Why does my air fryer smoke when I use olive oil?

Your air fryer smokes when you use olive oil because extra virgin olive oil has a smoke point of about 375°F — below the 380 to 400°F that air fryers cook at. The hot circulating air pushes the oil past its smoke point in seconds, which is when you see smoke and smell that bitter burnt-oil aroma. The fix is to switch to a refined oil with a higher smoke point (avocado, ghee, or light olive), and reserve extra virgin olive oil for finishing.

Is ghee a good oil for air fryers?

Ghee is one of the best oils for air fryer cooking when you want flavor depth instead of a neutral background. Its smoke point of 485°F is well above the 400°F most air fryers cook at, and the rich nutty butter flavor pairs beautifully with vegetables, chicken, and Mediterranean herbs like oregano and thyme.

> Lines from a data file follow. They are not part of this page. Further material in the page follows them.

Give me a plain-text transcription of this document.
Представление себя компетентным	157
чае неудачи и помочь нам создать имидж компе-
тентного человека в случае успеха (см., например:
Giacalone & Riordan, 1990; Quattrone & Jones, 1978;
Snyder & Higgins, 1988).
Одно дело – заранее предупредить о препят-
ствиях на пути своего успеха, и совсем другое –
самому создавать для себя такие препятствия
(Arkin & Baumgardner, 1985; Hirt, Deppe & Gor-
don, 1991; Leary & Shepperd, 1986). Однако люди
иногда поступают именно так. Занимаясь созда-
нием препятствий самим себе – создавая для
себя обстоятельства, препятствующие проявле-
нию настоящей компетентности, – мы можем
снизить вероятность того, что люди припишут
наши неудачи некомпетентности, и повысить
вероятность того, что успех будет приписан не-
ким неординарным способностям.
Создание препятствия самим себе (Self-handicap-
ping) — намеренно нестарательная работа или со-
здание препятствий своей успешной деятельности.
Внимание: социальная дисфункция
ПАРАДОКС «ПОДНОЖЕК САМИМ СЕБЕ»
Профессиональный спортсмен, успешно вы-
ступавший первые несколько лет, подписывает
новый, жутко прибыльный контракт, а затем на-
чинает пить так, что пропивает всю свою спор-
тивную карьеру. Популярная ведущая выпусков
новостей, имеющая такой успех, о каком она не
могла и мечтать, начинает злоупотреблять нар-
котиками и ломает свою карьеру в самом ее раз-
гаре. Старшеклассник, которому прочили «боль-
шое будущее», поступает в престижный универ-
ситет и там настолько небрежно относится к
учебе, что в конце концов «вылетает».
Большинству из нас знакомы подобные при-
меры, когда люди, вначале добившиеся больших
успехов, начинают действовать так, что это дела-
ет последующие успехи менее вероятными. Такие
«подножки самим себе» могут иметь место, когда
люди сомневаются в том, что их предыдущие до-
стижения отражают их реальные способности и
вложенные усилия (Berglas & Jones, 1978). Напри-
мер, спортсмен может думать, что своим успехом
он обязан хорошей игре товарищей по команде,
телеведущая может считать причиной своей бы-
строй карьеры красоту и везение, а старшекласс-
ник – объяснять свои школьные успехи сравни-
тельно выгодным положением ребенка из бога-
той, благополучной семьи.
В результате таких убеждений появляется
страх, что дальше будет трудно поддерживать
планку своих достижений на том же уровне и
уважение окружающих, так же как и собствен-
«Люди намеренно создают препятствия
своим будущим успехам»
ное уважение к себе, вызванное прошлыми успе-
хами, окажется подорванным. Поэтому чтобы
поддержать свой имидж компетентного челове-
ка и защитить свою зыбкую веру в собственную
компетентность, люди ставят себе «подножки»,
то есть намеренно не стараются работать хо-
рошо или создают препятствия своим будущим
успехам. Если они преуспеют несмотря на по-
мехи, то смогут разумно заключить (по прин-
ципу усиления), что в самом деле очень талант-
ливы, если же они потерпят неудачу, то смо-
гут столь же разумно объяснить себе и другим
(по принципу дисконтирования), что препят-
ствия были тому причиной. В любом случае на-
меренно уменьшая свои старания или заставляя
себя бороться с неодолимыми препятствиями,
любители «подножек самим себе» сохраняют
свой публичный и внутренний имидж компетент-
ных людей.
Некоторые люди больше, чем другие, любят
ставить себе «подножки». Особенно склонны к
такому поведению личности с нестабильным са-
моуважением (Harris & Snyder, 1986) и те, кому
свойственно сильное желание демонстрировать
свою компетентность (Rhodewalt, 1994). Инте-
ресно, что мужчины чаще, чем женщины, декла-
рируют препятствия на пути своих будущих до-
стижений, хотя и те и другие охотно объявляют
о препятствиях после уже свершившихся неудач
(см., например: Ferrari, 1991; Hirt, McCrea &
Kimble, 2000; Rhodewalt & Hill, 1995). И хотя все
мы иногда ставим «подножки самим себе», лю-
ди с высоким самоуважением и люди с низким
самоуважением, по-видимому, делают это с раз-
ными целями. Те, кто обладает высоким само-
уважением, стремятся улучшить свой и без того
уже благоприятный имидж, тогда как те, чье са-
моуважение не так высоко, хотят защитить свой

Ghee is also lactose-free and casein-free since the milk solids have been removed during clarification, which makes it tolerated by many people who cannot eat butter.

Can I use coconut oil in my air fryer?

You can use refined coconut oil in an air fryer because its smoke point of 450°F is high enough for 400°F cooking. The challenge is flavor: even refined coconut oil carries a faint sweetness that does not belong in savory Mediterranean cooking. Save coconut oil for sweet potato wedges, plantains, or any dish with cinnamon or warm spices. For everything else — fish, chicken, halloumi, vegetables — use refined avocado oil or light olive oil instead.

How much oil should I use in an air fryer?

Use much less oil in an air fryer than in any other cooking method. A light spray on the basket plus a thin coat on the food — usually one to two teaspoons of oil for a single serving — is enough. The convection heat does most of the work, and adding more oil does not make food crispier. It just creates smoke and pools at the bottom of the basket. The oil’s job is to help the surface brown evenly, not to actually fry the food.